A l’image d’un conte de fées contemporain, The Sweet East suit le parcours initiatique de Lilian (Talia Ryder) dans une Amérique fracturée. Sean Price Williams réalise un premier long-métrage complètement fou.

Au cours d’un voyage scolaire, Talia prend la décision de s’en éclipser. Par le biais de son voyage et de ses rencontres, la jeune étudiante découvre un monde qu’elle ne pouvait imaginer.

Lilian aux pays des merveilles

Lilian s’ennuie profondément, jusqu’au jour où elle fait la première rencontre du reste de sa vie, en la personne de Caleb (Earl Cave). Lilian suit alors son lapin blanc tatoué, percé et exhibitionniste pour une aventure, son aventure. Il lui ouvre  une porte vers le vrai monde. Cette porte, qu’elle n’aurait vraisemblablement jamais ouverte seule, est ce qu’elle entendait depuis toujours : son droit de grandir. Telle une exploratrice des temps modernes, Lilian va observer, tenter, se laisser porter par ses rencontres et les opportunités qui se présentent. Lilian est une véritable enfant dans un monde d’adultes, dans un monde imaginaire. Elle dessine ses pensées sur la grande toile qui se dresse devant pour épouser pleinement toutes les occasions qui se présentent à elle. Esthétiquement proche de Sofia Coppola, le réalisateur américain filme une Talia Ryder avec délicatesse et onirisme dans un monde terne, qui fait presque grincer des dents.

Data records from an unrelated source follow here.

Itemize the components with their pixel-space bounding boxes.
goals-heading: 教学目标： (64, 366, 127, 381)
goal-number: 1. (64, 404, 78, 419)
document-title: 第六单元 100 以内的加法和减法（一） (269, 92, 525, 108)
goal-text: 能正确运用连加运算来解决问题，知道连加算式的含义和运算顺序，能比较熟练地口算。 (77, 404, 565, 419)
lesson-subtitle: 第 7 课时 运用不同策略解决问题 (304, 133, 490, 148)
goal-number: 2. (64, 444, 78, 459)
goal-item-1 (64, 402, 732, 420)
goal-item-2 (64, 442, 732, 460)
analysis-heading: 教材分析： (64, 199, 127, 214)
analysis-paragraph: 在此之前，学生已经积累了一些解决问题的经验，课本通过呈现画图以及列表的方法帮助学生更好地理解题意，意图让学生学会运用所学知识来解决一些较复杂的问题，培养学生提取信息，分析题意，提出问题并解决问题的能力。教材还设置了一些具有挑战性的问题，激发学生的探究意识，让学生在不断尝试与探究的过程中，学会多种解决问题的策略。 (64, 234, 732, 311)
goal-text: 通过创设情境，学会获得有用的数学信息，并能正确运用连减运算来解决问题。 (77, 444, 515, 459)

Lawrence (Simon Rex) et Lilian (Talia Ryder) dans The Sweet East © Marathon Street
Lawrence (Simon Rex) et Lilian (Talia Ryder) dans The Sweet East © Marathon Street

Découvrir les autres pour se découvrir soi-même

The Sweet East est une traversée dans cette Amérique mi-réaliste, mi-fantasmée de Sean Price Williams. Mais The Sweet East c’est principalement l’introspection formatrice d’une femme qui se découvre par les autres. Lilian quitte sa vie comme Holly, jouée par Sissy Spacek dans Badlands. Ennuyées, les deux personnages ont besoin d’un ailleurs, quitte à calciner leur passé pour mieux grandir. Accompagnée, la protagoniste découvre par étape différents visages du monde qui l’entoure. Dans un environnement américain, qui par certains aspects englobe la société occidentale dans son ensemble, elle ouvre les yeux sur la diversité qui fait une société. Du nazisme au cinéma, elle nage à contre-courant dans un monde dissemblable de sa personne. Elle semble néanmoins être systématiquement à sa place et saisit tout ce qui s’offre à elle.

Lilian en bonne compagnie © Marathon Street
Lilian en bonne compagnie © Marathon Street

Les choix d’une vie

Pour Lilian, chaque situation, chaque choix sont de nouvelles opportunités. Malgré une véritable segmentation des péripéties, tout semble lié par les choix qui sont réalisés. Dans la construction de son histoire, The Sweet East rappelle le Beau is Afraid d’Ari Aster. Chaque nouvelle histoire vient détruire la précédente mais l’ensemble est malgré tout très méthodiquement lié par les choix du protagoniste. Maître de sa vie et de ses choix, Lilian avance, évolue et fait des hommes qu’elle rencontre de véritables pantins. Elle ira jusqu’à en marionnetiser certains comme Lawrence (Simon Rex) suprémaciste-« gentil » et Ian (Jacob Elordi) star de cinéma. Femme moderne sans le savoir, Lilian avance dans son histoire comme un bulldozer et s’élève par la force de ses décisions.

Ode à la culture underground, The Sweet East conte plus qu’il ne raconte l’histoire d’une femme qui se construit par les autres. The Sweet East se présente comme un long-métrage audacieux et quasiment unique dans le paysage cinématographique. À voir absolument ! En salles depuis le 13 mars.